Findings provide initial insight into the role of electronic health records, and MyChart specifically, as a platform to promote smoking cessation services. Participants were favorable to leveraging technology for health promotion. This echoes a growing emphasis on incorporating health information technology to improve engagement, accessibility, and outcomes in healthcare, especially for smoking cessation programs35. Participants underscored several advantages, including collaboration, support, convenience, flexibility, education, monitoring, and enhanced access to care. Patients appreciate being supervised and advised (cooperation and support) while retaining agency over the process (convenience and flexibility). This resonates with the principles of patient empowerment and shared decision-making in healthcare36. Additionally, the perceptions of MyChart’s ability to provide patient monitoring and education align with the value of continuous engagement and feedback in behavior change management. Furthermore, patients recognized the role of MyChart as a convenient platform to seek support and guidance, highlighting the potential of e-health in facilitating access to smoking cessation programs. Based on these findings, healthcare providers should rely more heavily on MyChart to leverage smoking cessation initiatives and make them available to a broader range of individuals, providing tailored support and guidance, and reinforcing behavior change efforts by promoting patients’ continuous engagement.
Limitations
The study’s limitations should be considered. First, the relatively small sample size of participants and recruitment methods limit the generalizability of the findings beyond the study’s specific population and context. Second, the findings from the qualitative analyses may be biased by the researchers’ backgrounds and experiences, influencing how they are interpreted and categorized. The patterns and relationships identified in the qualitative data do not reflect causality. Moreover, participants’ reactions may be shaped by their perceptions of what is socially desirable or acceptable, leading to response bias.
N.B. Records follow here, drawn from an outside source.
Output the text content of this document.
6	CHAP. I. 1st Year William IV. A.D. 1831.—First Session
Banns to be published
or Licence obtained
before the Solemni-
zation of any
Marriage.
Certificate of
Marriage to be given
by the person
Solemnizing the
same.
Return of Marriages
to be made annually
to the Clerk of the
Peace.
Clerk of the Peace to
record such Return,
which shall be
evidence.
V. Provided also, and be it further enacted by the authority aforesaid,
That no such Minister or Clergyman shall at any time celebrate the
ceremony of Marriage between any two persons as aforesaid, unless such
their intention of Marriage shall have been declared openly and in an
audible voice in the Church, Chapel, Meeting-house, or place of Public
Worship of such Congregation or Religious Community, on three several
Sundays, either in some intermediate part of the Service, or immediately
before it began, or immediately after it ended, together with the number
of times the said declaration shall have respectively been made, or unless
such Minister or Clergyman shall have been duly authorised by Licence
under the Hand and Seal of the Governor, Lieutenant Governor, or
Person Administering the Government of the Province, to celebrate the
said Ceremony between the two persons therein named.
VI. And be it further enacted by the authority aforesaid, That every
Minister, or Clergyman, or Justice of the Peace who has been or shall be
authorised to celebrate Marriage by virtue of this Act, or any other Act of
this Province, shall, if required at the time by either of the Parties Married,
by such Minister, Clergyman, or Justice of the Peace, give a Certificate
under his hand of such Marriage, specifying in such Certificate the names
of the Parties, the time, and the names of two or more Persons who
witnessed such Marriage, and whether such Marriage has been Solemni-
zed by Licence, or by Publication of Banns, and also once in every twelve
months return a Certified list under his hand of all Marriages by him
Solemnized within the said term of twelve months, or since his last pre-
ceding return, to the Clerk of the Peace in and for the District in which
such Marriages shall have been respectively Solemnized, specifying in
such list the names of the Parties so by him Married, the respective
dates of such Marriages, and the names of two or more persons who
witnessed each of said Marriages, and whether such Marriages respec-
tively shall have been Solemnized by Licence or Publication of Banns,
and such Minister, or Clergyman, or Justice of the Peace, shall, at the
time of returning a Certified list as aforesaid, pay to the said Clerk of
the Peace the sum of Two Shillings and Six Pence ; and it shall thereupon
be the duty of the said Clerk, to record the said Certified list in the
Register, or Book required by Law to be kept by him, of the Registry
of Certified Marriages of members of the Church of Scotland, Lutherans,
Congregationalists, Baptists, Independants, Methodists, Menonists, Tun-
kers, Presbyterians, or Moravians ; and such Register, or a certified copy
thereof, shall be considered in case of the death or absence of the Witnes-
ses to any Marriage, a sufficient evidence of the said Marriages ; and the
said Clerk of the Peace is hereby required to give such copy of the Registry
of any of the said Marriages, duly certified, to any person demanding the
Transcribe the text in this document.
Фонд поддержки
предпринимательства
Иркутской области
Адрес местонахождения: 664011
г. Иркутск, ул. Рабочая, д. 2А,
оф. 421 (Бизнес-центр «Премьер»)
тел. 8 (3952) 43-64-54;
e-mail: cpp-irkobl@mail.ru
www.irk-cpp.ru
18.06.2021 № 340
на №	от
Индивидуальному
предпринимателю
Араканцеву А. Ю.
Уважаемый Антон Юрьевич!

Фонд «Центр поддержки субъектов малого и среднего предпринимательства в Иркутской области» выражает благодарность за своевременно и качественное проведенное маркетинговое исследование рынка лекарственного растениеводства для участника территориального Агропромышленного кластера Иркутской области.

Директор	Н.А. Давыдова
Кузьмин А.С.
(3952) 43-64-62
Furthermore, self-report data in surveys and interviews may be subject to recall biases or question misinterpretation.
CONCLUSIONS
Tobacco Quitlines are demonstrated effective smoking cessation programs, but they are underutilized. This study revealed the potential positive impact of the electronic health record as a strategy to improve awareness and strengthen utilization of the ITQL by integrating health promotion messages that facilitate individuals’ access to smoking cessation programs. Healthcare providers prioritizing patient smoking cessation and ensuring personalized programs around patient readiness and motivation to quit before introducing them to ITQL and similar interventions, may increase the likelihood of successful quit efforts. Furthermore, several characteristics would render the ITQL more appealing to patients, such as adopting patient-centered communication skills and employing different dissemination approaches about the Quitline. By incorporating these findings into the development and implementation of clinical settings, healthcare providers may improve the effectiveness and outreach of smoking cessation programs.